Андрей Белый - Том 3. Московский чудак. Москва под ударом
— В гг… гг… гг… глаза бб… бб… бб… божества!
Про своих конкурентов по экспорту ситцев он так отзывался:
— Давить их, — дд… дд… дд… давить!
— Я в салоне мадам Мевуаля встретил Додю Блистейко… Он мне: «Поздравляю: война»… — «Но позвольте — ему — я ведь только что с князем Грибушинским, венским послом; он меня уверял, будто все обстоит превосходно у нас и с Берлином, и с Веной». — «Оставьте — смеется мне Додя — ведь сам же я видел новейшую карту Европы, где вместо империи Габсбургов — красною краской пятно: Юго-Славия… А э вуаля?» — «Ну и что ж, говорю?» — «Ле-партаж де л'Аллемань — бросил Додя — в Париже задумано…» — «Кем же?» Смеется: «Спросите же в Гранд-Ориан».
— У Вибустиной было премило: Балк вместо «петиже» предложил всем мистерию…
— Ну?
— Вы — прозаик там — с «ну». Ну, — кололи булавкой Исай Исааковича Розмарина и кровь его пили, смешавши с бордо; ну, — ходили вокруг него, взявшися за руки.
— Дезинфицировали?
— Что?
— Булавку.
— Конечно… Фи до нк!
Эдуард Эдуардович осклабился: остановился, косяся и щурясь на гениев вкуса; пластал перед зеркалом холеной кистью руки бакенбарду, подняв над Лизашею свой подбородок; средь блеска и плеска робела Лизаша под ним растеряхою; ротик открыв, деребя белый шарф ледяными и тонкими пальчиками; Эдуард Эдуардович, видя такою ее, растаращил глаза; и — нагнулся; и — лепкой губою полез; и почмокал губою.
— Идем же, — любимочка!
Выблеснул темно-зеленый агат из ресниц на него.

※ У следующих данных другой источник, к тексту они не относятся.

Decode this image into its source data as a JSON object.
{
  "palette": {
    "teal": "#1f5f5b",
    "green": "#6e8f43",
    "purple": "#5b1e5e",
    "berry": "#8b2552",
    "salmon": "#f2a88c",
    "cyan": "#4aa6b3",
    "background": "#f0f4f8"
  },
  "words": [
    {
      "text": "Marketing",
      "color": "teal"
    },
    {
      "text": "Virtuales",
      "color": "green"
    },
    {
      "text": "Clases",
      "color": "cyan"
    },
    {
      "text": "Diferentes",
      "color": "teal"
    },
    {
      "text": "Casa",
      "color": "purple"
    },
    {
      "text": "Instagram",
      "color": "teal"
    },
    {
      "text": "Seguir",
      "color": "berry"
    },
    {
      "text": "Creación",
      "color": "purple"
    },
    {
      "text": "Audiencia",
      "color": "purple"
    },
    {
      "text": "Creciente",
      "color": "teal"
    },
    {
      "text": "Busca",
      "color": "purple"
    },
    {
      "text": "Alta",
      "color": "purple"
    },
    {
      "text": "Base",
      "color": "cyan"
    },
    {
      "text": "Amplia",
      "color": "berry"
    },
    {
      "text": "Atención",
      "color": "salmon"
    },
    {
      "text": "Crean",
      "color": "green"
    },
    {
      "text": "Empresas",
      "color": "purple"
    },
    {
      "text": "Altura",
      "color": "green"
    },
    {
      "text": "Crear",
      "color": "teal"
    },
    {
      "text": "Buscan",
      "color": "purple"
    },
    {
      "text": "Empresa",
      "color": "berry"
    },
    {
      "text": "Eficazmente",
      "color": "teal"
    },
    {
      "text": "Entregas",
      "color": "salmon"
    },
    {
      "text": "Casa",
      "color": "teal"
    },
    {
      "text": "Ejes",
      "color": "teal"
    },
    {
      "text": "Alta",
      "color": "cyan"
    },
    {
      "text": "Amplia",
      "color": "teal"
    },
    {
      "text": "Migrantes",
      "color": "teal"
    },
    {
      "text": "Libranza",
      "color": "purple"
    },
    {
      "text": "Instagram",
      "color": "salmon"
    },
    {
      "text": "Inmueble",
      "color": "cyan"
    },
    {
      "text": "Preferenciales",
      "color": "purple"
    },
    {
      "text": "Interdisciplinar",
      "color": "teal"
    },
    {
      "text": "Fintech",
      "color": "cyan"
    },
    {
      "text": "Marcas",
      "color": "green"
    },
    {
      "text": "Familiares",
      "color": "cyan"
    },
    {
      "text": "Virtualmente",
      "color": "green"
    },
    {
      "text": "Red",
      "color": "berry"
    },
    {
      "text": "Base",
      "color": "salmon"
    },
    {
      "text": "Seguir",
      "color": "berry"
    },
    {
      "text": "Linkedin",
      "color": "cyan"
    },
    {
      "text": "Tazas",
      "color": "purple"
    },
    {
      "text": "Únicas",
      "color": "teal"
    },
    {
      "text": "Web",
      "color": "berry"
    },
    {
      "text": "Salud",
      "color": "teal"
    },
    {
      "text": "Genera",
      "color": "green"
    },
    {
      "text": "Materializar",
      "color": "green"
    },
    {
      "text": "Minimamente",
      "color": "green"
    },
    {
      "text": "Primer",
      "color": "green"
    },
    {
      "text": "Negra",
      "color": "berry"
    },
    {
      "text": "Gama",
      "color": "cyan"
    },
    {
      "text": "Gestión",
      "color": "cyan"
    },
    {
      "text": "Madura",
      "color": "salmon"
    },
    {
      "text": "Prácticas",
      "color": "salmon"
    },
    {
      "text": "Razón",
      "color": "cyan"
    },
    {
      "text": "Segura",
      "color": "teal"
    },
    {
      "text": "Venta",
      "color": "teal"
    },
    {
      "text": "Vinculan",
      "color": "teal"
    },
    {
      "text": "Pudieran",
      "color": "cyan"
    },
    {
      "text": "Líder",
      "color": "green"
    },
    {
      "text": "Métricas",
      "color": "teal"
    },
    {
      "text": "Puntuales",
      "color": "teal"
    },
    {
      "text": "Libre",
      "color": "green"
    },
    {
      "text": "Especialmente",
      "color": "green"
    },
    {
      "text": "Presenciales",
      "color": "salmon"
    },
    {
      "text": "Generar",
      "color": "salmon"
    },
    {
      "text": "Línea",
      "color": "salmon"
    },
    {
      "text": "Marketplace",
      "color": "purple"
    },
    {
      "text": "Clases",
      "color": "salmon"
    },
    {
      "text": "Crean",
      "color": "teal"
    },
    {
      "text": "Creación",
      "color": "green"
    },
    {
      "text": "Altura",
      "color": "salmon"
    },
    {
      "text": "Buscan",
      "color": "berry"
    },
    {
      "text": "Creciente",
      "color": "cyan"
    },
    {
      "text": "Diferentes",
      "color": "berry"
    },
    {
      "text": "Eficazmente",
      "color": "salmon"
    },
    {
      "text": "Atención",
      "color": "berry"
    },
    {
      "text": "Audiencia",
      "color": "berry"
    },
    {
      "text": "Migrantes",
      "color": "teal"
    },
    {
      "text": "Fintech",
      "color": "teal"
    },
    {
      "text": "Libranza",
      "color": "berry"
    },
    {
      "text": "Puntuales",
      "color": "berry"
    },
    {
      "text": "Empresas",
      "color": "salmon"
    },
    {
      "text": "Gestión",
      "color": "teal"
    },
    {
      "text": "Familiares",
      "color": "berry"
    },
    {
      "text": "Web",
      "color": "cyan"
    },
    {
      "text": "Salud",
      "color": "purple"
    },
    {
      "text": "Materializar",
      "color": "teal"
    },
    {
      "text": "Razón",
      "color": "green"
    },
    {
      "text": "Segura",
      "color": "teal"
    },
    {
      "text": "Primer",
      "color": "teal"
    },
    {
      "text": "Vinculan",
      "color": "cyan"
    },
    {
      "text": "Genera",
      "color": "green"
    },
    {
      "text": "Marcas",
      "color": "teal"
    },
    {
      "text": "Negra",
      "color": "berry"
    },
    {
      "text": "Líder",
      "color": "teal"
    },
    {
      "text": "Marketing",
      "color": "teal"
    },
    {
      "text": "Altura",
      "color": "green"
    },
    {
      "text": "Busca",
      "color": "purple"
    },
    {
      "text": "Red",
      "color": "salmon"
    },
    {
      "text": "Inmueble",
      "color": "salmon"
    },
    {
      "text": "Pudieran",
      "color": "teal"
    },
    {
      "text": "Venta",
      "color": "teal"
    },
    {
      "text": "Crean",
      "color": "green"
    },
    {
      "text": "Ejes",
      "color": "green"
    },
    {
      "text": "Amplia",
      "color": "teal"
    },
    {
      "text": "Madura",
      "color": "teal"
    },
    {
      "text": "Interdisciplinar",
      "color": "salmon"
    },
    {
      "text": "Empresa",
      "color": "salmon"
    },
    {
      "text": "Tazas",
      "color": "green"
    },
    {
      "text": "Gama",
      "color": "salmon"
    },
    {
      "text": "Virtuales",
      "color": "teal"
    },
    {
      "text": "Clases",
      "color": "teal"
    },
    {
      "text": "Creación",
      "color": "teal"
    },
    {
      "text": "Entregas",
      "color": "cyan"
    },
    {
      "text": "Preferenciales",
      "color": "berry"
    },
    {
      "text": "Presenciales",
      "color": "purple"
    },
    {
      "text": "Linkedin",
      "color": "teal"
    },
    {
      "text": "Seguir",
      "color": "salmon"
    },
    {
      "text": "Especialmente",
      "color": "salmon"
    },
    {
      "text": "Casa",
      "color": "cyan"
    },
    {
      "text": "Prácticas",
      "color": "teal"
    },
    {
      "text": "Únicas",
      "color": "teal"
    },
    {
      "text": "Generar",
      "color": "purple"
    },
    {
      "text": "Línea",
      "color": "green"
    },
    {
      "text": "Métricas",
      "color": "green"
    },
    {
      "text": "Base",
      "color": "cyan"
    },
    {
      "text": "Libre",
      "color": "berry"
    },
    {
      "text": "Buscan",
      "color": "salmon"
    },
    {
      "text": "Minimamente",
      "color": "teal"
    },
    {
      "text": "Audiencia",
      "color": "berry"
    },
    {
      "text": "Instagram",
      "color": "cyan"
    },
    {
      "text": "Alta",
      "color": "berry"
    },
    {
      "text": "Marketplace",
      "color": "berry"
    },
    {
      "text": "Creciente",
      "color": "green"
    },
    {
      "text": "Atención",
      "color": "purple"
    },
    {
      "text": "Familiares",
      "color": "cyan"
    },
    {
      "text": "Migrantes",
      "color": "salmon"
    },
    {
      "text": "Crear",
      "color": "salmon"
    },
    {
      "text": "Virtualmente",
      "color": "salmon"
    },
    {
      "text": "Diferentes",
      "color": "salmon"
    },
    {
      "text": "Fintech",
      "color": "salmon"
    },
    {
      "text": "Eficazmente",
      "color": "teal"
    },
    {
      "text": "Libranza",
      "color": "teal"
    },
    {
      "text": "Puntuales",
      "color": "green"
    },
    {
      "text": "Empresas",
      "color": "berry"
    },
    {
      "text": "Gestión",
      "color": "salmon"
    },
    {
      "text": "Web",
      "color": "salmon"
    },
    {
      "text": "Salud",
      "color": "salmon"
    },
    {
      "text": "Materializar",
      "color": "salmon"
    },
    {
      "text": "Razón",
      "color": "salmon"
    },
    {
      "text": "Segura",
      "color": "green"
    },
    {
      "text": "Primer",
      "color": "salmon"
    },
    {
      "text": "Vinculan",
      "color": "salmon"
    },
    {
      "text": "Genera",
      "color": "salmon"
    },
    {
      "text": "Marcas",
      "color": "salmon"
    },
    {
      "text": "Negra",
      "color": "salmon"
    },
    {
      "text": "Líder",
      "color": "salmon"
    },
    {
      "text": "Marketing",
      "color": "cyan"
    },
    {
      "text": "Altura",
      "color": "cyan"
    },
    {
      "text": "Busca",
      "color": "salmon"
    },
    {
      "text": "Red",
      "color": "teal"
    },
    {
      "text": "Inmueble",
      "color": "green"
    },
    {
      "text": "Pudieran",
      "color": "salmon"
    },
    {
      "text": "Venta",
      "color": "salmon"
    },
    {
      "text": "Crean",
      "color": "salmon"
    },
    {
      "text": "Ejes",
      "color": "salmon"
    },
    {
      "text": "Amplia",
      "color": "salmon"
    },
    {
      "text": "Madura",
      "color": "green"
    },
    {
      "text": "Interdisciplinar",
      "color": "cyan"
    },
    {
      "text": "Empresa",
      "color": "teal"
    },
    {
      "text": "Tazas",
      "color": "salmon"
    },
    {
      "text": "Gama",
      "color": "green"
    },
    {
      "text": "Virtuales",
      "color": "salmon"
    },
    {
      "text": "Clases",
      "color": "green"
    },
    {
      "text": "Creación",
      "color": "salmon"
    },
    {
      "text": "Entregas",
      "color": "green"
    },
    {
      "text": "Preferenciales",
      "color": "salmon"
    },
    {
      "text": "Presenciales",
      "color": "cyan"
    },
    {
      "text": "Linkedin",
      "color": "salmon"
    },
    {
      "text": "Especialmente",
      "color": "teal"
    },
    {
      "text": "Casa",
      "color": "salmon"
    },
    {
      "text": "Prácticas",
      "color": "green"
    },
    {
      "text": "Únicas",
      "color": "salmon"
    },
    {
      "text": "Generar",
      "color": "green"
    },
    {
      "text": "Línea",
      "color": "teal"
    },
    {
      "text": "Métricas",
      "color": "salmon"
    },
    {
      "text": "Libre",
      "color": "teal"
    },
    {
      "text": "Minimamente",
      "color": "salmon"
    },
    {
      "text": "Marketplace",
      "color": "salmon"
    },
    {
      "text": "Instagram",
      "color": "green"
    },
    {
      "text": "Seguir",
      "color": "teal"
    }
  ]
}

Он ей руку под локоть просунул; и — дальше повел; и влеклася походкой своей лунатической; вся занялась нападающим жаром; глаза углубились.
Но их разделили.
К Лизаше в визитке коричневой, цвета «маррон», в серых брюках, полосками, шел Боттичелли Иванович; он ей представил ледащего и ляжконогого супрематиста, которого в прошлом году в Баре «Элль» бил в скулу краснощекий бубновый валет Трерицович за пошлый экспромтик:
Угодил он даме, — Написал портрет: И не скажешь сразу, Сколько даме лет.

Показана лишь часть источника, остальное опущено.